Kegiatan itu dihadiri Mimik Idayana Wakil Bupati Sidoarjo, jajaran Forkopimda, Yany Setyawan Kepala Satpol PP Kabupaten Sidoarjo, serta perwakilan Satpol PP Provinsi Jawa Timur, Kota Surabaya, Kabupaten Mojokerto, Kota Mojokerto, dan Kabupaten Gresik.
Mimik Idayana menegaskan pemusnahan tersebut menjadi bukti sinergi antara pemerintah daerah dan Bea Cukai dalam memerangi peredaran barang kena cukai ilegal, khususnya rokok tanpa pita cukai. Menurutnya, peredaran rokok ilegal tidak hanya menggerus penerimaan negara dan daerah, tetapi juga membahayakan masyarakat karena diproduksi tanpa pengawasan mutu dan prosedur resmi.
“Peredaran barang kena cukai ilegal, khususnya rokok tanpa pita cukai, memberikan dampak yang sangat merugikan. Selain menyebabkan kerugian pendapatan negara dan daerah karena menurunkan potensi penerimaan Dana Bagi Hasil Cukai Hasil Tembakau, juga mengancam kesehatan masyarakat karena diproduksi tanpa melalui kontrol kualitas dan prosedur resmi,” ujarnya.

Ia menambahkan, keberadaan rokok ilegal juga memicu persaingan usaha tidak sehat bagi industri hasil tembakau yang patuh terhadap aturan. Karena itu, Pemkab Sidoarjo terus memperkuat pemberantasan melalui pengumpulan informasi, operasi pasar terpadu, serta penindakan bersama Satpol PP, Bea Cukai, TNI, Polri, dan unsur Forkopimda.

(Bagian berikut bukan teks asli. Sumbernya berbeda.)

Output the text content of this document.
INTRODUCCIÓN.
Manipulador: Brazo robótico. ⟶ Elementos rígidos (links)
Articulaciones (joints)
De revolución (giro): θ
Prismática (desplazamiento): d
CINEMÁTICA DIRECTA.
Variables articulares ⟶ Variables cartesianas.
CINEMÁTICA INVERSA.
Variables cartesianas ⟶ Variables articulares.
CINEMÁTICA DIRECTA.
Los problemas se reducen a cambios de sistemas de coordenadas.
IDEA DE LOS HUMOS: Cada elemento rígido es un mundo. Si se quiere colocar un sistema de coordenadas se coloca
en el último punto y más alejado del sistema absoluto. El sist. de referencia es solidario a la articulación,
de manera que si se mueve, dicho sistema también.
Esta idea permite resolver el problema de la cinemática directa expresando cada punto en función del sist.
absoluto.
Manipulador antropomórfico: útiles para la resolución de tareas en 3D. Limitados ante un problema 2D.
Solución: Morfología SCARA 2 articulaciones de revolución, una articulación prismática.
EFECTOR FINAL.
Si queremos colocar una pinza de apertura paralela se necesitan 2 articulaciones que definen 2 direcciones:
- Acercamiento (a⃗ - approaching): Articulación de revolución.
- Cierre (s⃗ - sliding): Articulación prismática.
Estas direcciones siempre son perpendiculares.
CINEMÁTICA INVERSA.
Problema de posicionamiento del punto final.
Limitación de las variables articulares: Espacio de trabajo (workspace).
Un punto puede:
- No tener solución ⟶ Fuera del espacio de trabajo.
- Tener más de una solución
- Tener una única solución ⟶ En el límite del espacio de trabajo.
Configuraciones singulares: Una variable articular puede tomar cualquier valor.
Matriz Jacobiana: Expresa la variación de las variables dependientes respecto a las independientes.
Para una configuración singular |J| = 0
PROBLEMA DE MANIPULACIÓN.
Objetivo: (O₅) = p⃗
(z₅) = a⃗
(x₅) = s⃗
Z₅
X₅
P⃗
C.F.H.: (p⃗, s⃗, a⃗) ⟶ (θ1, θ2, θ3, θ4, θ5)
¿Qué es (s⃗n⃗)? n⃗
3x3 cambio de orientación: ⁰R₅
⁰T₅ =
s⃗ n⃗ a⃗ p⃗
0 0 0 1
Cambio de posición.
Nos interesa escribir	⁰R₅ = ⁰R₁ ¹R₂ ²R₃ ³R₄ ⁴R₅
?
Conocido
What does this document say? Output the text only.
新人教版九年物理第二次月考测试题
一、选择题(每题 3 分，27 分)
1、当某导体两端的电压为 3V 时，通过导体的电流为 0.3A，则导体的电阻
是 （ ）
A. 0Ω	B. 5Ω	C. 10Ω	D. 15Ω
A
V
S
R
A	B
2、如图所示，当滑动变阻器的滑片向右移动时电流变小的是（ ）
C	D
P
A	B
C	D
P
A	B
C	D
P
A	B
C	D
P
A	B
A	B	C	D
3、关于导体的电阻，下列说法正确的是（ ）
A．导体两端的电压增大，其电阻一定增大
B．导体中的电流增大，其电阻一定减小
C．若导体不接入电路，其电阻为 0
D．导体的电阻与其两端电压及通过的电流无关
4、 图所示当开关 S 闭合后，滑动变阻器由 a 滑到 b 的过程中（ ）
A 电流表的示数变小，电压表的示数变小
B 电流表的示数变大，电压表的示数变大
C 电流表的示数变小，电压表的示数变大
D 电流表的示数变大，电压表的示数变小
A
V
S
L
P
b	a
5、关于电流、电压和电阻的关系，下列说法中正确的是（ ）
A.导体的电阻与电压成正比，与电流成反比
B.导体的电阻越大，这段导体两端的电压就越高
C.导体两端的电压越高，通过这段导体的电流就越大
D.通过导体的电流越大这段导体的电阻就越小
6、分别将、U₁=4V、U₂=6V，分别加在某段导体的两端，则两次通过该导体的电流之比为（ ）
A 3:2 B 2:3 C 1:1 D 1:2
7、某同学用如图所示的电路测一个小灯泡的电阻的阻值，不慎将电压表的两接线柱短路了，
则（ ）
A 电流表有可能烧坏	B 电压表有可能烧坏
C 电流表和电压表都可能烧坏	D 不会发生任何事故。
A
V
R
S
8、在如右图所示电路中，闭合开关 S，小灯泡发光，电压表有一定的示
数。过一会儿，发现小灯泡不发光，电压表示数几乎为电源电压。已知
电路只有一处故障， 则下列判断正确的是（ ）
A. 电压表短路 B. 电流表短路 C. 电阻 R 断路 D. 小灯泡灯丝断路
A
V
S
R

Selain penegakan hukum, edukasi dan sosialisasi kepada masyarakat juga terus dilakukan agar kesadaran terhadap bahaya rokok ilegal semakin meningkat.
“Saya mengajak seluruh elemen masyarakat untuk bersama-sama melawan peredaran barang kena cukai ilegal. Upaya ini membutuhkan sinergi antara pemerintah, aparat penegak hukum, instansi terkait, pelaku industri, serta peran aktif masyarakat demi terciptanya iklim usaha yang sehat dan tertib,” tegasnya.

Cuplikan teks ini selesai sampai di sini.